[rescue] Do you remember when? Security software.....
Francisco Javier Mesa-Martinez
lefa at ucsc.edu
Tue Aug 12 23:53:45 CDT 2003
On Wed, 13 Aug 2003, Patrick Giagnocavo +1.717.201.3366 wrote:
> You should make an appeal to history here. Look at what happened to
> the British Empire when they focused on the equivalent for their time
> "services" instead of producing things.
"finance" is not the same as "services", they controlled the resources,
the production AND the distribution. :) Once they went to "services" their
country ended up being owned 1/4 by the Americans, 1/4 by the Japanese,
and 1/4 by the Germans (sorry bad joke). They still keep the "finance"
> No, the USA deals freely and fairly with others even when the favor is
> not returned. China has PNTR with the USA; but the tariff on US-made
> goods headed for China is 50% .
Oh, yes... And who gave PNTR status to China?... ze Germans :)? No body is
innocent when it comes to trade and money, no one... even the US.
> Also, Sony and Canon both profited from work done by US companies that
> were not compensated for it: Sony - got their start by using
> transistors in a small radio after a US company named Regency did the
> work and produced the first transistor radio.

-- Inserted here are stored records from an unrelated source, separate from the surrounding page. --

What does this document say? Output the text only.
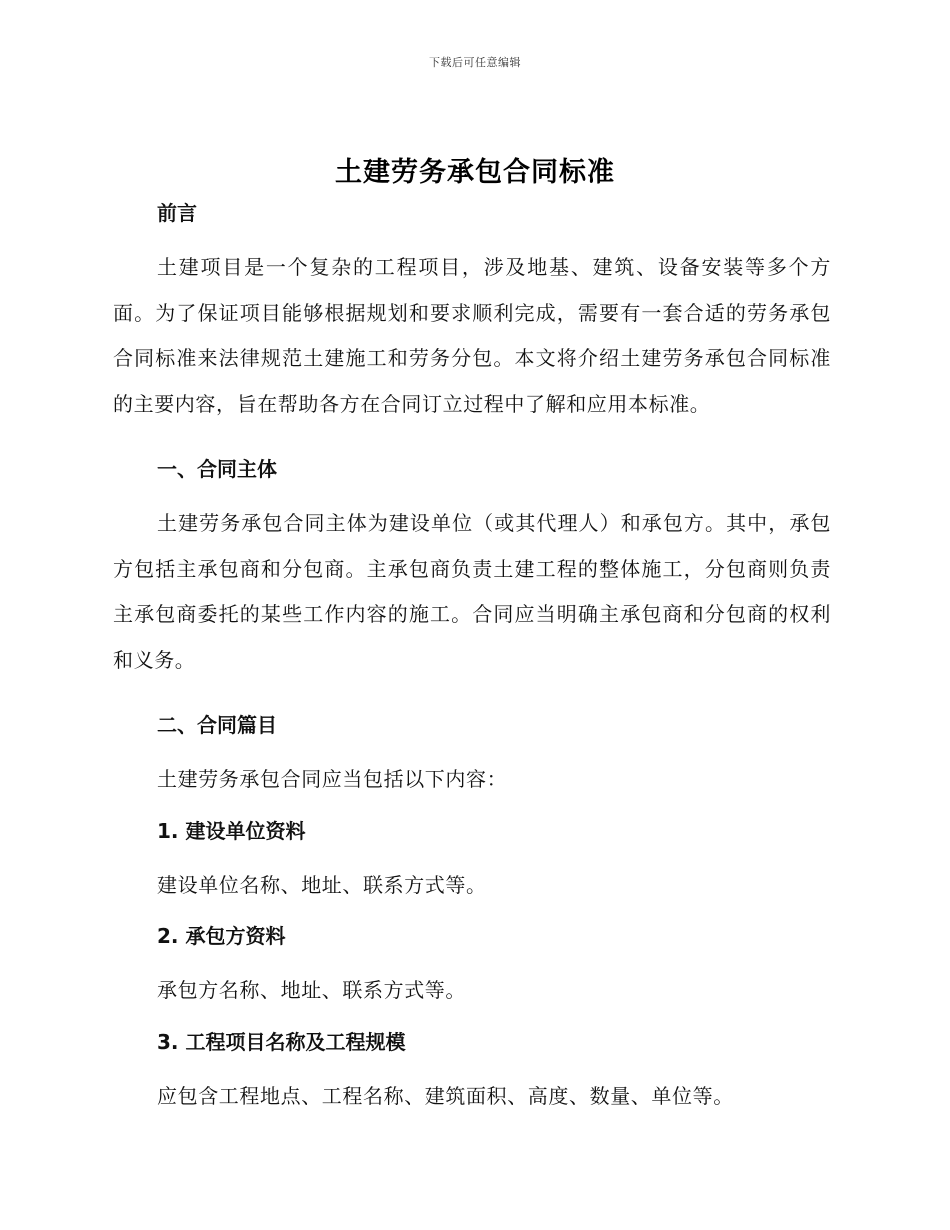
下载后可任意编辑
土建劳务承包合同标准
前言

土建项目是一个复杂的工程项目，涉及地基、建筑、设备安装等多个方面。为了保证项目能够根据规划和要求顺利完成，需要有一套合适的劳务承包合同标准来法律规范土建施工和劳务分包。本文将介绍土建劳务承包合同标准的主要内容，旨在帮助各方在合同订立过程中了解和应用本标准。

一、合同主体

土建劳务承包合同主体为建设单位（或其代理人）和承包方。其中，承包方包括主承包商和分包商。主承包商负责土建工程的整体施工，分包商则负责主承包商委托的某些工作内容的施工。合同应当明确主承包商和分包商的权利和义务。

二、合同篇目

土建劳务承包合同应当包括以下内容：

1. 建设单位资料

建设单位名称、地址、联系方式等。

2. 承包方资料

承包方名称、地址、联系方式等。

3. 工程项目名称及工程规模

应包含工程地点、工程名称、建筑面积、高度、数量、单位等。
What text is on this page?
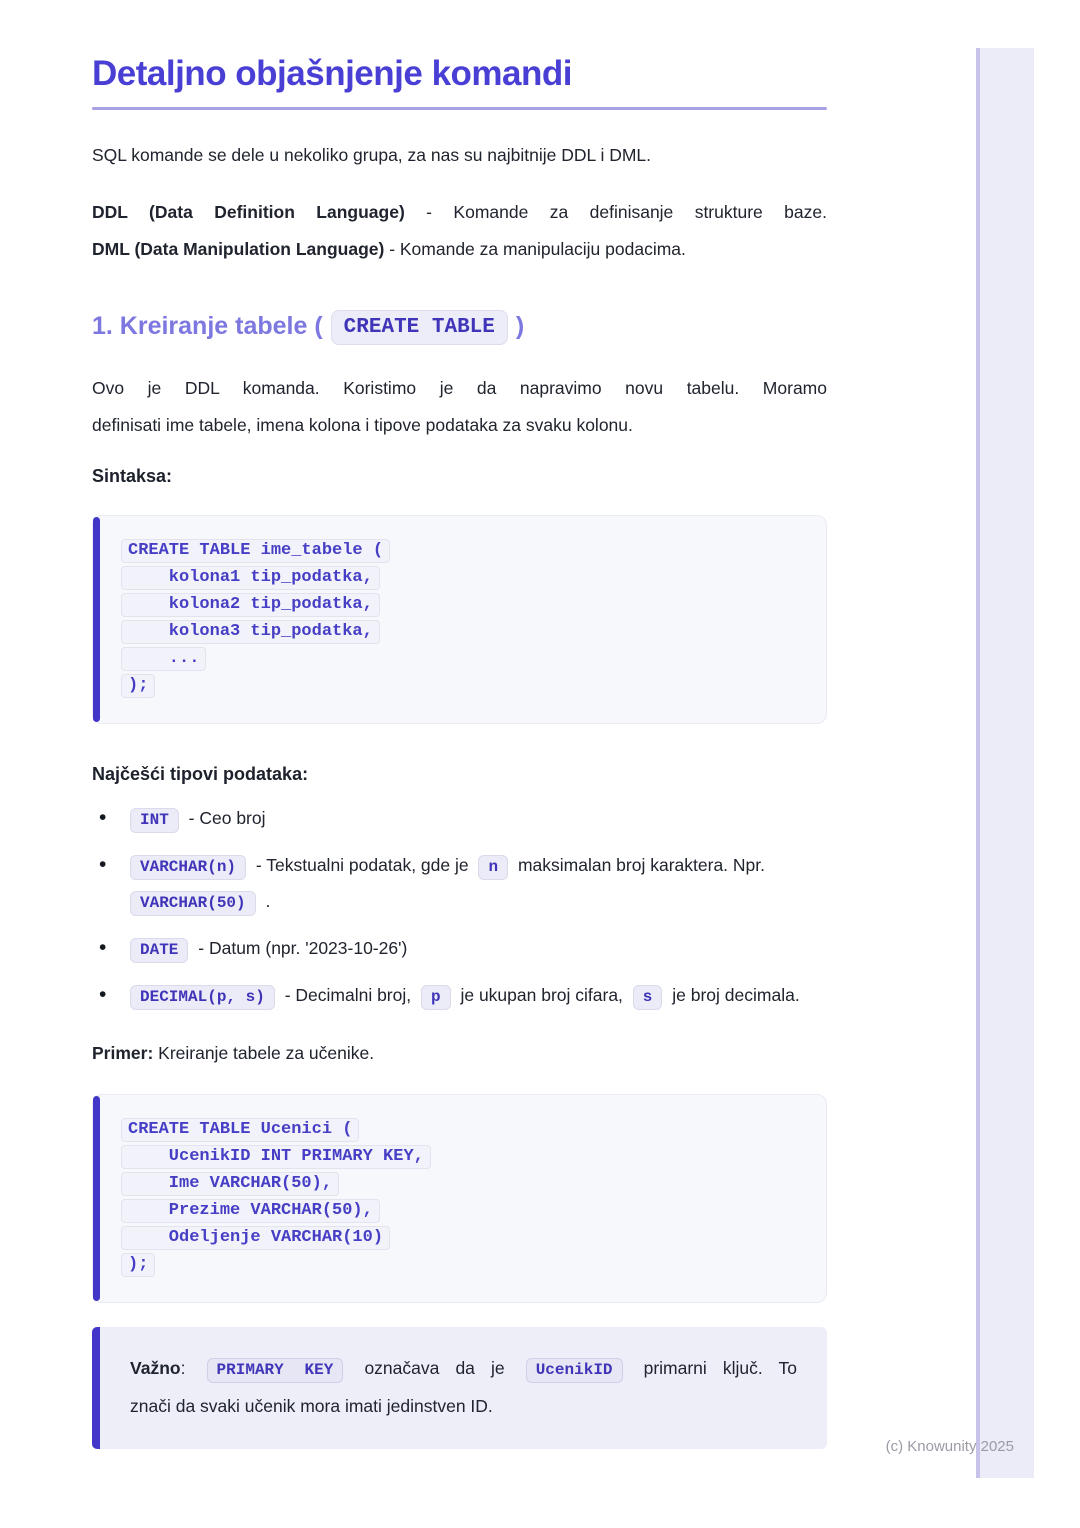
Detaljno objašnjenje komandi
SQL komande se dele u nekoliko grupa, za nas su najbitnije DDL i DML.
DDL (Data Definition Language) - Komande za definisanje strukture baze.
DML (Data Manipulation Language) - Komande za manipulaciju podacima.
1. Kreiranje tabele ( CREATE TABLE )
Ovo je DDL komanda. Koristimo je da napravimo novu tabelu. Moramo
definisati ime tabele, imena kolona i tipove podataka za svaku kolonu.
Sintaksa:
CREATE TABLE ime_tabele (
kolona1 tip_podatka,
kolona2 tip_podatka,
kolona3 tip_podatka,
...
);
Najčešći tipovi podataka:
• INT - Ceo broj
• VARCHAR(n) - Tekstualni podatak, gde je n maksimalan broj karaktera. Npr. VARCHAR(50) .
• DATE - Datum (npr. '2023-10-26')
• DECIMAL(p, s) - Decimalni broj, p je ukupan broj cifara, s je broj decimala.
Primer: Kreiranje tabele za učenike.
CREATE TABLE Ucenici (
UcenikID INT PRIMARY KEY,
Ime VARCHAR(50),
Prezime VARCHAR(50),
Odeljenje VARCHAR(10)
);
Važno: PRIMARY KEY označava da je UcenikID primarni ključ. To
znači da svaki učenik mora imati jedinstven ID.
(c) Knowunity 2025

So? The internal combustion engine wasn't invented in the US, that did not
stop Ford from making cars, did it?
> Canon was not able to penetrate the copier market until an judge ruled
> that due to anti-trust regulations Xerox had to license their patents
> to any and all comers for a modest fee.
> Can you think of something equivalent where the advantage accrued to
> US GDP from something a Japanese company was forced to license?
Where would be the US movie industry without the VHS? :) Or the US
recording Industry without the CD? Now that I think of it, those are
pretty evil industries.... d'oh!
> > The US GDP is aroun $11 Trillion, its debt is $6 Trillion. That looks
> > pretty subsidiced to me.
> Dunno what you mean by this. 50% debt ratio is OK as long as you can
> meet the payments,
Sorry what I meant to say is that the US is a net debtor (since the mid
80s I believe) therefore assuming that the rest of the world has been
subsidiced by the US is a bit of a stretch.
What I was afraid is with the huge deficit this year, if the country can
indeed meet part of the payment schedules.